With a vfio assigned device we lay down a base MemoryRegion registered
as an IO region, giving us read & write accessors.  If the region
supports mmap, we lay down a higher priority sub-region MemoryRegion
on top of the base layer initialized as a RAM pointer to the mmap.
Finally, if we have any quirks for the device (ie. address ranges that
need additional virtualization support), we put another IO sub-region
on top of the mmap MemoryRegion.  When this is flattened, we now
potentially have sub-page mmap MemoryRegions exposed which cannot be
directly mapped through KVM.

This is as expected, but a subtle detail of this is that we end up
with two different access mechanisms through QEMU.  If we disable the
mmap MemoryRegion, we make use of the IO MemoryRegion and service
accesses using pread and pwrite to the vfio device file descriptor.
If the mmap MemoryRegion is enabled and we end up in one of these
sub-page gaps, QEMU handles the access as RAM, using memcpy to the
mmap.  Using the mmap through QEMU is a subtle difference, but it's
fine, the problem is the memcpy.  My assumption is that memcpy makes
no guarantees about access width and potentially uses all sorts of
optimized memory transfers that are not intended for talking to device
MMIO.  It turns out that this has been a problem for Realtek NIC
assignment, which has such a quirk that creates a sub-page mmap
MemoryRegion access.

My proposal to fix this is to leverage the skip_dump flag that we
already use for special handling of these device-backed MMIO ranges.
When skip_dump is set for a MemoryRegion, we mark memory access as
non-direct and automatically insert MemoryRegionOps with basic
semantics to handle accesses.  Note that we only enable dword
accesses because some devices don't particularly like qword accesses
(Realtek NICs are such a device).  This actually also fixes memory
inspection via the xp command in the QEMU monitor as well.

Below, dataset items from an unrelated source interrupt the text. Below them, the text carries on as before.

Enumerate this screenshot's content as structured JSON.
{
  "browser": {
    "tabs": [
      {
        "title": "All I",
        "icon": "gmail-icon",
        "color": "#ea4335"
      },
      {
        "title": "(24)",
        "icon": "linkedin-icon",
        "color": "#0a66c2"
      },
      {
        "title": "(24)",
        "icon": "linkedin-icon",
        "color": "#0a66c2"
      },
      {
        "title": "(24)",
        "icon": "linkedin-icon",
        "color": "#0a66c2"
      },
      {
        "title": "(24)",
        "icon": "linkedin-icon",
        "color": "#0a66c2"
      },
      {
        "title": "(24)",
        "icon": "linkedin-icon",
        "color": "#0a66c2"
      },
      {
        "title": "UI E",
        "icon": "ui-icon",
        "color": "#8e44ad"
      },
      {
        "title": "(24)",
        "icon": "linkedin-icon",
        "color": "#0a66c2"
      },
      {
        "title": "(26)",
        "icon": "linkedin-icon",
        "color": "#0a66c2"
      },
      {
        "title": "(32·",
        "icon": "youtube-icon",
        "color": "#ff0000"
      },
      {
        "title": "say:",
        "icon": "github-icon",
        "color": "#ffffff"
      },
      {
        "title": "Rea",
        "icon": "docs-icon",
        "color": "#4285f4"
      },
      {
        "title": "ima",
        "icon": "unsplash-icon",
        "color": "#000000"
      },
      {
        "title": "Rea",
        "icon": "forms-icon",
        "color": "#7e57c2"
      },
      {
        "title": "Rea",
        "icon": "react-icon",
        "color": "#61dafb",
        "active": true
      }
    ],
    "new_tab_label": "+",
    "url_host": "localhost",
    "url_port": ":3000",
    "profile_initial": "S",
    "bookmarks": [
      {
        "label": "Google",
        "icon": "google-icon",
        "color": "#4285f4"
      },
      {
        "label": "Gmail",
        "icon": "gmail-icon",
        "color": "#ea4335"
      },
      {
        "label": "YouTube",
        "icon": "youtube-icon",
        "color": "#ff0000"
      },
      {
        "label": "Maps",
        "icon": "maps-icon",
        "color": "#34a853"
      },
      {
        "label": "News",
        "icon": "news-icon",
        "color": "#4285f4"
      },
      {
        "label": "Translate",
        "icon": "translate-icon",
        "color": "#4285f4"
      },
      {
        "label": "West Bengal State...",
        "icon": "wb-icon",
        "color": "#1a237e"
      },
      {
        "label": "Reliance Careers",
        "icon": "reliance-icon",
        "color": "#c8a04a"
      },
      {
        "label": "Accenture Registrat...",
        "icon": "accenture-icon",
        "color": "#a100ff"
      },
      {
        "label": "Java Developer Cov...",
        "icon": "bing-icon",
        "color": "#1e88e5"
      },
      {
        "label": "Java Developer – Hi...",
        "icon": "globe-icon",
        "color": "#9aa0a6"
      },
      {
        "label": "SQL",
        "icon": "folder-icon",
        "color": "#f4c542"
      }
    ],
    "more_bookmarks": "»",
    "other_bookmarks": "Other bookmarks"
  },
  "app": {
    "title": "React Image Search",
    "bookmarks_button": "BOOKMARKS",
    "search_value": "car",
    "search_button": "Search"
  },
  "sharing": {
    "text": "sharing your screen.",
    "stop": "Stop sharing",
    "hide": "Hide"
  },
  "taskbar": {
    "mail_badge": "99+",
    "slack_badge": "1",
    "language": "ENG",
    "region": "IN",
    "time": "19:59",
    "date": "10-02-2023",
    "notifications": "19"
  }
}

Please comment.  Is this the best way to solve this problem?  Thanks

Reported-by: Thorsten Kohfeldt <thorsten.kohfeldt@gmx.de>
Signed-off-by: Alex Williamson <alex.williamson@redhat.com>
---
 include/exec/memory.h |    6 ++++--
 memory.c              |   44 ++++++++++++++++++++++++++++++++++++++++++++
 2 files changed, 48 insertions(+), 2 deletions(-)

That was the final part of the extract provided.